Cornerback, coached by Derrick Ansley
The best player developer on the coaching staff. Ansley started a true freshman at cornerback and hindsight indicates that Derrick Baity should have joined Chris Westry from game one. Like other spots, Coach Ansley inherited non-SEC talent as the previous UK cornerbacks were often picked on by opposing offensive coordinators. In 2016, cornerback will be the deepest, most developed, and best position on the Kentucky roster.

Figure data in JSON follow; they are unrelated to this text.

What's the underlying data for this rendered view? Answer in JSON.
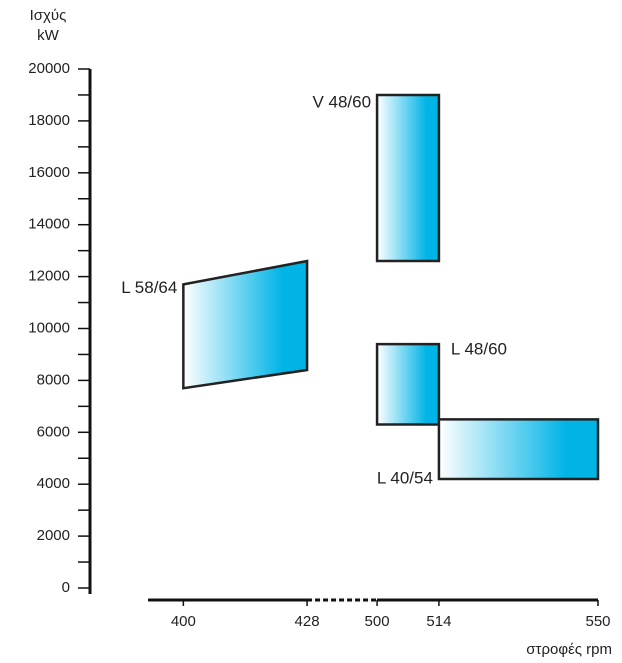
{
  "chart_data": {
    "type": "polygon",
    "ylabel": "Ισχύς",
    "yunit": "kW",
    "xlabel": "στροφές rpm",
    "ylim": [
      0,
      20000
    ],
    "yticks": [
      0,
      2000,
      4000,
      6000,
      8000,
      10000,
      12000,
      14000,
      16000,
      18000,
      20000
    ],
    "yminorticks": [
      1000,
      3000,
      5000,
      7000,
      9000,
      11000,
      13000,
      15000,
      17000,
      19000
    ],
    "xlim": [
      392,
      550
    ],
    "xbreak": [
      428,
      500
    ],
    "xticks": [
      400,
      428,
      500,
      514,
      550
    ],
    "gradient": [
      "#ffffff",
      "#00b4e6"
    ],
    "series": [
      {
        "name": "V 48/60",
        "x": [
          500,
          514,
          514,
          500
        ],
        "y": [
          19000,
          19000,
          12600,
          12600
        ]
      },
      {
        "name": "L 58/64",
        "x": [
          400,
          428,
          428,
          400
        ],
        "y": [
          11700,
          12600,
          8400,
          7700
        ]
      },
      {
        "name": "L 48/60",
        "x": [
          500,
          514,
          514,
          500
        ],
        "y": [
          9400,
          9400,
          6300,
          6300
        ]
      },
      {
        "name": "L 40/54",
        "x": [
          514,
          550,
          550,
          514
        ],
        "y": [
          6500,
          6500,
          4200,
          4200
        ]
      }
    ]
  }
}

Safety, Coached by Mark Stoops and Derrick Ansley
See above. Joker Phillips’ safeties were strong against the run but lacked in pass coverage. Enter AJ Stamps and Marcus McWilson. Stamps’ junior year was magnificent. His senior campaign lacked during the middle of the year, but AJ returned back to high level performance before the season was over. Mike Edwards and Darius West earned playing time and performed well during their limited opportunities. Add Marcus Walker to the mix, and safety is the second deepest, best developed, and most talented position on the roster. To describe the development of this position in a word, “progressing.”
Mike Edwards’ future is promising.
Following back-to-back 5-7 seasons, player development has been a hot discussion topic. But a closer look indicates that players are progressing but not necessarily properly deployed, especially on offense. The defense has shown the most progress so far. After researching and analyzing player development one thought stands paramount: Mark Stoops’ offensive coordinator hire is a make or break decision. The personnel is in place.